In death, whether George stood or fell, many forest denizens would benefit for years to come; his physical majesty diminished from some perspectives, yet enhanced from others as varied creatures found food and shelter. And in October 2010, the refuge’s local forester would consider these values before deciding that George may yet have another way to share. The forester decided that a part would remain for the woodland creatures, and that George‘s major timber would be removed and sawn as a demonstration for the refuge‘s visitors.

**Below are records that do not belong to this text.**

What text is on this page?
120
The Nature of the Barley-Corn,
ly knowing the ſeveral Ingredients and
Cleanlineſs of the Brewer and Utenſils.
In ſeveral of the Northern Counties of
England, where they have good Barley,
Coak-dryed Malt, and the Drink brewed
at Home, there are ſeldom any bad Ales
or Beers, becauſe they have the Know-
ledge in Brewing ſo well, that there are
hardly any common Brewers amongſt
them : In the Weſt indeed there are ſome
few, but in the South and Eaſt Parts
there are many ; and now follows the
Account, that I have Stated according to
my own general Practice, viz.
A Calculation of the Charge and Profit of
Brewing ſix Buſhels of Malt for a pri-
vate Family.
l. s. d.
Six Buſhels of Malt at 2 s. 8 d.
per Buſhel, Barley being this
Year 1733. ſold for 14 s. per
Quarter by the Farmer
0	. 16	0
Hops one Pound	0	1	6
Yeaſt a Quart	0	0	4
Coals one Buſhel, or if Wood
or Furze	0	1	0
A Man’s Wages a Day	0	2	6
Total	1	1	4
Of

For decades a local family had assisted the efforts of conservation at the Carolina Sandhills NWR by extracting salvage timber as called upon by the refuge. In 2010, that responsibility fell to a man named Roosevelt Segars, a third generation logger whose father before him had also assisted conservation efforts at the Carolina Sandhills NWR. George’s bulk would strain Roosevelt’s equipment, but the sawing and delivery were nonetheless made available to the waiting sawmill. And as George first rode the truck, then the rails of the sawmill that day, he thought it was all over … what further good could come of him he wondered? It seemed his final day had come and all was ended. He had witnessed this sawing spectacle many times in the forest as his relatives and neighbors had one by one been removed, but he never understood why, and stood in silence as he watched them being carried far away.  But as George listened to the sawyer that day, he began to see his death in a new light and to understand that in death there was the potential to continue to provide for others; to continue to share of himself as he had throughout his life, always giving, yet now in a different way.

And as a visitor to the refuge, I listened to the sawyer as he discussed the potential for George. Like George, I now understood, George was not ending, but beginning a new journey that would take him to a college in Charleston, SC where he would be used to teach skilled wood crafts, and even more wonderful, he had the distinct chance of supplying support posts for an orphanage project the college was conducting. What bliss George felt as he realized that life and service doesn’t end, it only changes.

He would once and for all return his resources to this old town of the south; to Charleston where he had given so much in his younger years … and now  he would begin yet another journey in hopes of a new and wonderful beginning of service to others where he would again be the support for so many and stand firm within that orphanage as the life of our youth danced and laughed about him.

George was home again, and he smiled.